Né à Alger le 12 janvier 1926, Fernand Iveton a suivi l’itinéraire classique du militant communiste. À quatorze ans, le certficat d’études primaires en poche, il quitte l’école pour travailler. À seize ans, il adhère au Parti communiste algérien (PCA), dont il diffuse l, Liberté, et les appels à la sortie des stades d’Alger. Ouvrier tourneur, à l’usine Lebon, puis à l’usine de Gaz d’Alger, délégué CGT, il est de toutes les luttes sociales.
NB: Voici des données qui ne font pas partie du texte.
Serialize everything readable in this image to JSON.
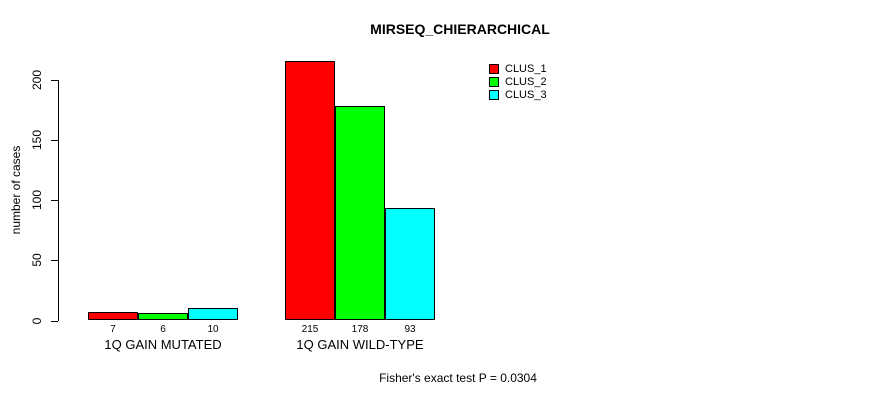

Et quand débute la guerre d’indépendance algérienne, il s’engage dans les Combattants de la libération (CDL) mis en place par le PCA. Aujourd’hui, cinquante ans après, ses amis à Alger commémorent le cinquantième anniversaire de sa mort au cimetière d’El Alia et ils réclameront une nouvelle fois qu’une rue de cette capitale qui l’a vu naître porte son nom (4).
Un portrait signé Hassan Zerrouky paru en février 2007 dans l’Humanité.
(1) Poème cité dans le Peuple algérien et la guerre,
lettres et témoignages, de Patrick Kessel et Giovanni Pirelli ; Éditions Maspero, Paris 1963.
(2) idem.
(3) El Watan du 17 février 2005, « Qui se souvient de Fernand Iveton ? »
(4) Une impasse, à peine longue de 30 mètres, dans le quartier de Madania (ex-Clos Salembier) où il est né, porte son nom.
Lire également, « Pour l’exemple : l’affaire Fernand Iveton », de Jean-Luc Enaudi, Éditions l’Harmathan. Paris.